Kapp's background is health law and medical ethics, and much of his work focuses on legal and ethical aspects of health care for older people in acute care and long-term environments.
Malpractice litigation risks against physicians and nursing homes have "increased substantially" in the past decade, resulting in higher insurance premiums, if insurance coverage is even available, he said.
"Up until five to 10 years ago, doctors almost never got sued relating to their treatment of nursing home patients. Nursing home residents and their families almost never brought lawsuits," Kapp said. "In the last five to 10 years, that has changed to the point that a substantial number of lawsuits are being filed — not just against nursing homes but, we think, and this is what the study will look at, also against physicians who are caring for nursing home patients."
And even with advances in home- and community-based long-term care environments, there still are 1.5 million people in nursing homes nationwide. That is a "significant population that often gets overlooked in health policy discussions," he said.
"Even though we are doing a much better job of keeping even very disabled people in their homes a lot longer, there is still a significant number of people who are so disabled or who lack family support who need nursing homes," he said. "You cannot forget about the need to assure them access to good quality medical care."
The extent of the problem varies geographically, "but on the whole, it is a large problem," Kapp said. It is extensive in some states, including Florida, Texas and California. Anecdotally, the same problem exists in Illinois.

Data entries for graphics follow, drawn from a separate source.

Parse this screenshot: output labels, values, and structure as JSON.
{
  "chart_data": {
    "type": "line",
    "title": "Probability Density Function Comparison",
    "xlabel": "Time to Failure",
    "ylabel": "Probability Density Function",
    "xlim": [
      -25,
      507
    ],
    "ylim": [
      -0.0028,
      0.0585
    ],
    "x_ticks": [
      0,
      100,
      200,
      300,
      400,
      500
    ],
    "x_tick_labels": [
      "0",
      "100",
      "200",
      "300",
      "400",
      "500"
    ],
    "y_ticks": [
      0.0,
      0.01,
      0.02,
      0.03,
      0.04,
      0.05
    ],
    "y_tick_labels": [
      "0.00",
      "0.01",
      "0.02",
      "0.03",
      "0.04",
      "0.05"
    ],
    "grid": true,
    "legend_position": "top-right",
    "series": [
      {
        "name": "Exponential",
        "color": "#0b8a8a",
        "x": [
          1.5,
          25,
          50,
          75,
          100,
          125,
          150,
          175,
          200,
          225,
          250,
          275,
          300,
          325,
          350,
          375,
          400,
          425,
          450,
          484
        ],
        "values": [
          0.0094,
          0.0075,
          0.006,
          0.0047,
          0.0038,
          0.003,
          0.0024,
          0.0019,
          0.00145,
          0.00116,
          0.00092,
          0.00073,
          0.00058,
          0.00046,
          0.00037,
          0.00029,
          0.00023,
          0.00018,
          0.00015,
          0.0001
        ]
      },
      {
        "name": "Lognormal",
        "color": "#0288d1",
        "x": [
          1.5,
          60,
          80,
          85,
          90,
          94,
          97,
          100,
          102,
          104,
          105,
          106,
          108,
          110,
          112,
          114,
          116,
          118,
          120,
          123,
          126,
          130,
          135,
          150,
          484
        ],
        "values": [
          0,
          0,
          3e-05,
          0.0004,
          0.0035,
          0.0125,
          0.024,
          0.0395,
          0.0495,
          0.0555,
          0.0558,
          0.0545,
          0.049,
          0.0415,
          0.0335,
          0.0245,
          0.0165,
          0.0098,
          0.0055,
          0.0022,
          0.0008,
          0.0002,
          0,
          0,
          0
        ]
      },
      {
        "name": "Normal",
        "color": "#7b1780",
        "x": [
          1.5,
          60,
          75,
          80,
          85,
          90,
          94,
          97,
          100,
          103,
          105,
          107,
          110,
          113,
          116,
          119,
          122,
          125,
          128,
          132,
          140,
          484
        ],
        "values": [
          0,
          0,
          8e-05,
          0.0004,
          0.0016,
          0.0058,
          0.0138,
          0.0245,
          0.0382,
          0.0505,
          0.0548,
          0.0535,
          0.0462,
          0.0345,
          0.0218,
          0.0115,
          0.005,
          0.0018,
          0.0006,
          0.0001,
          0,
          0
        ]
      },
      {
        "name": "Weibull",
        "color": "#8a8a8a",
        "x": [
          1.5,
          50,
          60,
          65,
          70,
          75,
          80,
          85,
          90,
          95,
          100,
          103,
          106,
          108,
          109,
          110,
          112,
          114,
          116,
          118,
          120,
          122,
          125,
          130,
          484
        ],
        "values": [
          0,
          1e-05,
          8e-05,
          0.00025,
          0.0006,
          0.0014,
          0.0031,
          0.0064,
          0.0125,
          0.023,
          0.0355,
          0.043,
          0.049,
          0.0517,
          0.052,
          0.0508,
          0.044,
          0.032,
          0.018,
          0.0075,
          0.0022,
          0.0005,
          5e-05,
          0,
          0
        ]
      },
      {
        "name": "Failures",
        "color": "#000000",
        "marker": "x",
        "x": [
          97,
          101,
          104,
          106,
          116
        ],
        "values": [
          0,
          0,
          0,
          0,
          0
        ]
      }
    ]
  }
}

"If you talk with nursing home administrators, particularly the smaller nursing homes, they almost all complain about the problems of getting physicians to come in and follow their patients," he said.
The study will separate genuine issues from perceptions that are exaggerations and unrealistic fears, Kapp said.
The study will include relevant legal, medical, ethical, health policy and health services literature, along with legal cases, statutes and regulations. It also will include interviews with officials from relevant professional and trade organizations, such as American Medical Directors Association, American Geriatrics Society, American Medical Association, American Health Care Association, American Health Lawyers Association, and the American Association of Homes and Services for the Aging.
Kapp said there also will be structured telephone interviews with physicians involved in caring for nursing home residents, attorneys who represent and advise nursing homes, their residents/or families, and nursing home physicians. There are plans for a one-day invitational working meeting of 10 to 12 representatives of nursing home administrators, medical directors and others.
The study will also examine if it makes a difference whether a nursing home is a for-profit or not-for-profit facility, Kapp said. Between 75 and 80 percent of nursing homes are for-profit facilities.
Kapp expects to complete the study — funded with $40,000 in grants — next spring. The findings could result in recommendations for more professional education in law schools and medical schools, better risk management by nursing homes, and legislation, if needed.
"It's a valuable opportunity to look at an important and real issue that affects the quality of care and access to care for nursing home residents," he said.